[Debian-med-packaging] [devteam-bioc] Binary (rda) files in source tarball of BioC graph

Martin Morgan mtmorgan at fhcrc.org
Thu Aug 29 20:19:52 UTC 2013


Hi Andreas --

On 08/29/2013 05:42 AM, Maintainer wrote:
> Hello,
>
> I'm writing you on behalf of the Debian Med team that tries to package
> software for biologists and medical care straight into Debian and thus
> BioConductor is one of our targets.  While we just have some
> BioConductor modules included we need several more and I'm now busy
> packaging graph[1].  I noticed that inside the data/ dir some *.rda
> files are stored.  Recently on the Debian list some
> flamew^Wdiscussion[2] happened whether we should regard this as
> acceptable as "human editable source" or just chunks of binary code
> without source.

> You as R experts might have some opinion on it and I will not question
> this.  However, it would make the process of integration into Debian way
> more smooth if you could deliver some ASCII representation of these data
> as well as some recipe to create the according *.rda files.  I admit I'm
> not very educated in R - I just was told this is possible and easy but
> my personal R knowledge is just about the fact that it is pretty easy to
> create Debian packages and so I'm doing this - sorry for my ignorance.

The serialized R objects can be input and manipulated in R by humans, I guess in 
the same way that png files are read by image viewers.
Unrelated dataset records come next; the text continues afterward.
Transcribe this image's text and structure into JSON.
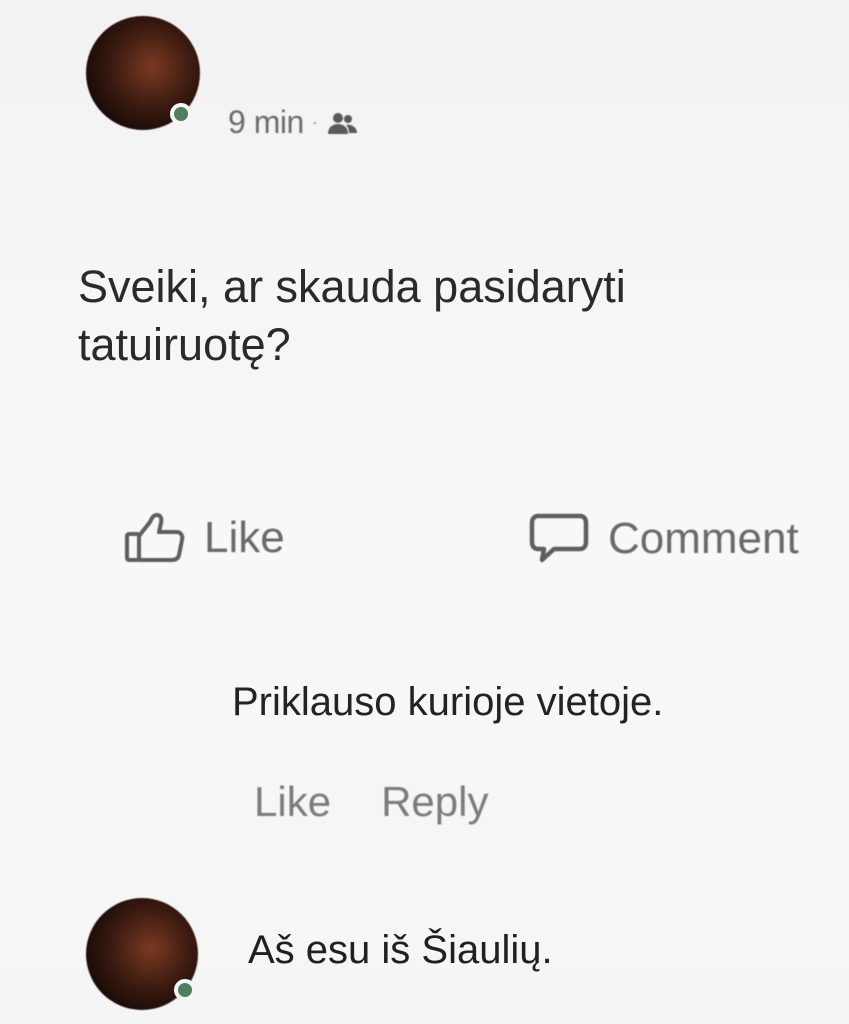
{
  "post": {
    "time": "9 min",
    "separator": "·",
    "audience_icon": "friends-icon",
    "text": "Sveiki, ar skauda pasidaryti tatuiruotę?"
  },
  "actions": {
    "like_label": "Like",
    "like_icon": "thumbs-up-icon",
    "comment_label": "Comment",
    "comment_icon": "comment-bubble-icon"
  },
  "reply": {
    "text": "Priklauso kurioje vietoje.",
    "like_label": "Like",
    "reply_label": "Reply"
  },
  "bottom_comment": {
    "text": "Aš esu iš Šiaulių."
  },
  "colors": {
    "online_dot": "#4f7f5f",
    "text_primary": "#2a2a2a",
    "text_secondary": "#6d6d6d"
  }
}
In general, data objects in Bioconductor packages are complicated -- not simple 
tables, but highly coordinated data structures. They have diverse origins, and 
the binary representation offers benefits to users and to our build and 
distribution channels; many are used to test or illustrate (in vignettes or man 
page examples) package functionality. It's not logistically feasible for us to 
provide ASCII representations of these objects.

It's not escaped our notice that binary files are not a good engineering solution!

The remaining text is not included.